Ketika Membaca Jadi Keluhan
Oleh: Iin
Prasetyo.
BANYAK pelajar mengeluh ujian bahasa (Indonesia), khususnya
ujian skala besar (ujian nasional, SBMPTN, UMPTN, dan lain-lain). Ada beberapa
hal yang mengakibatkan keluhan itu diidap oleh kita dan itu terjadi atas faktor
diri sendiri. Bukan karena (lagi- lagi) kesalahan pemerintah yang mewajibkan
ujian pelajaran bahasa yang terlalu banyak wacana dibanding pelajaran lain.
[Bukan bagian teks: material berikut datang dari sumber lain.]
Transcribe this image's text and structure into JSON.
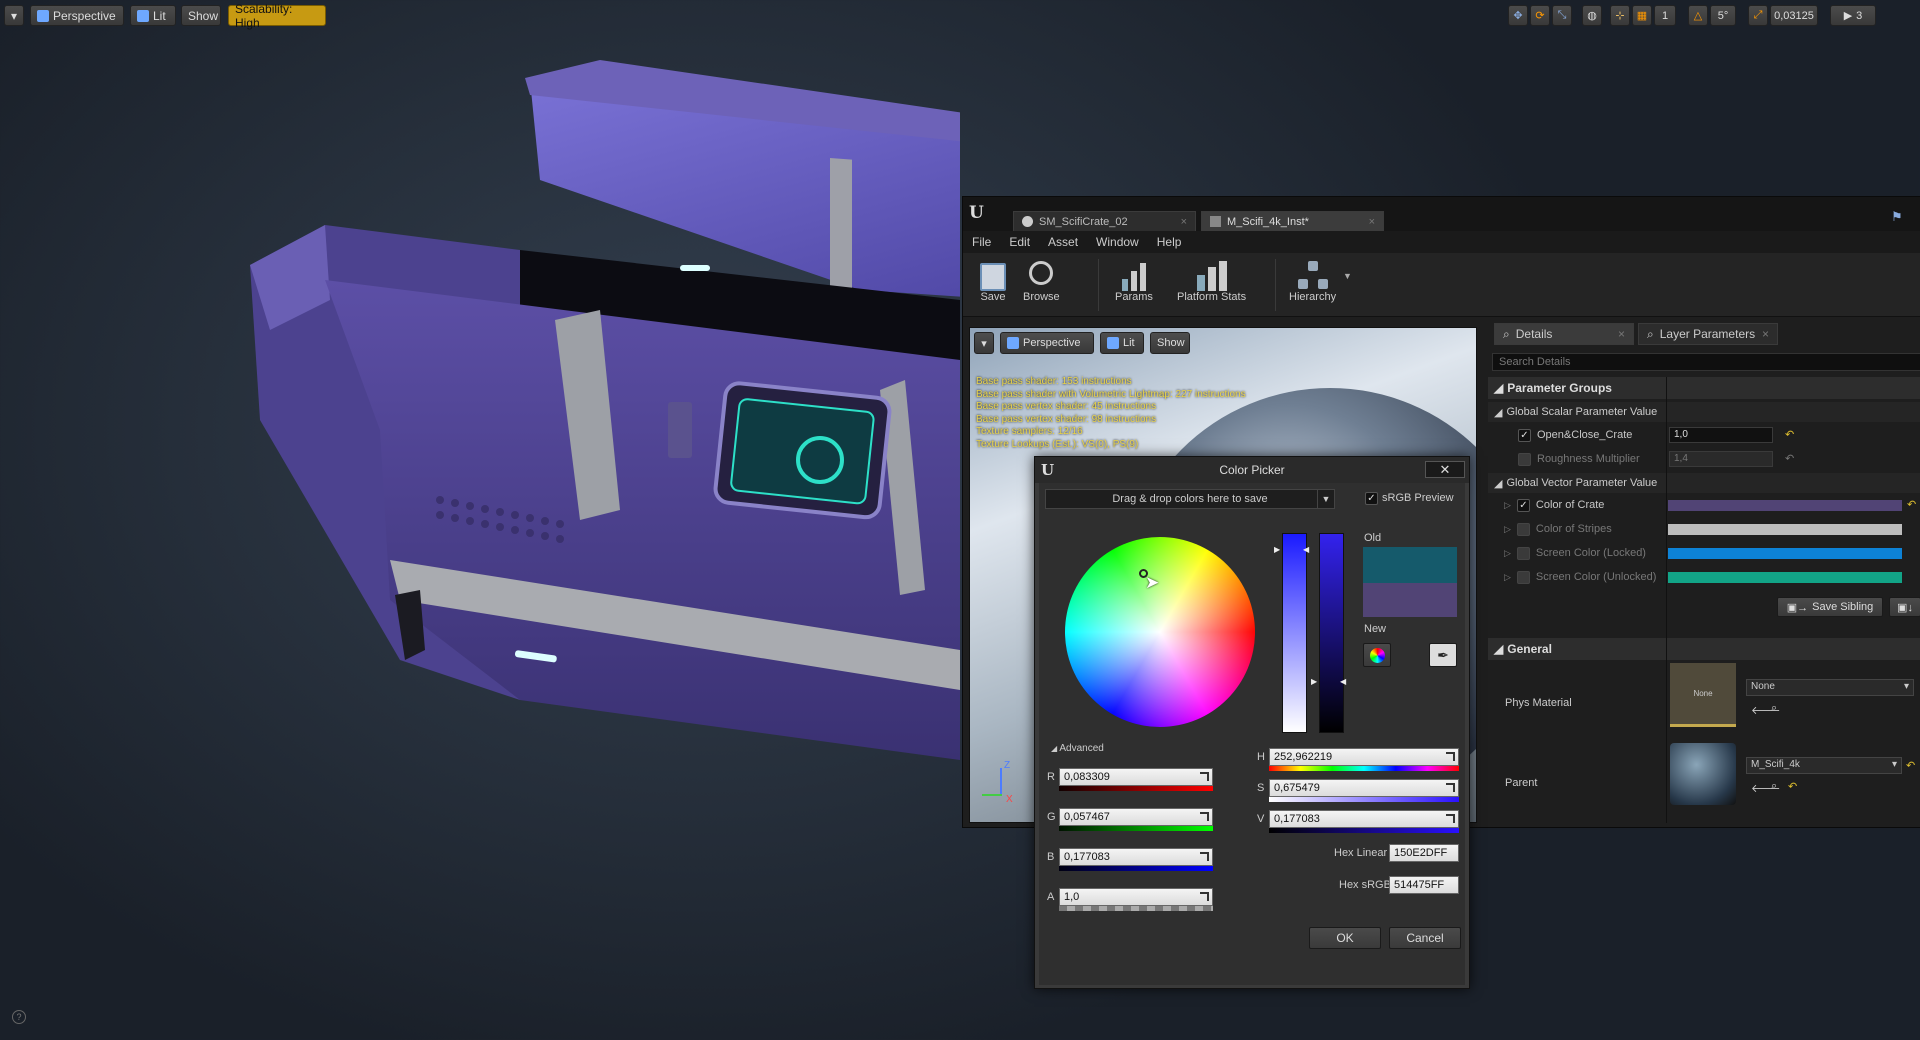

Faktor itu adalah akibat malas membaca dan tidak paham
teknik membaca.
Membaca adalah usaha untuk memperoleh
pengetahuan/informasi sehingga pertanyaan dan kesilapan dapat diselesaikan
dengan baik. Dibanding
dengan survei ataupun eksperimen untuk membuat suatu bacaan/artikel membaca
adalah usaha yang terbilang mudah dan murah. Walaupun kadang kita memerlukan
dua hal tersebut untuk menyeimbangkan isi bacaan. Tetapi, ketika kita
memperoleh informasi dengan usaha di luar membaca, seperti tahu dari mulut ke
mulut (desas-desus) di lapangan tetap saja kita memastikan kelugasannya dengan
membaca.
Malas Membaca
Melihat buku pelajaran yang bertumpuk, bagi yang tak
suka membaca itu bagaikan kotak–kotak nasi yang di dalamnya berisi makanan
yang tidak disukai, tapi dibutuhkan. Bila kita malas makan sayur, maka akan kekurangan
asupan gizi. Begitu pun membaca, bila malas akan rabun informasi. Kalau rabun
mata bukan karena kebanyakan membaca, tapi karena kekurangan gizi/vitamin.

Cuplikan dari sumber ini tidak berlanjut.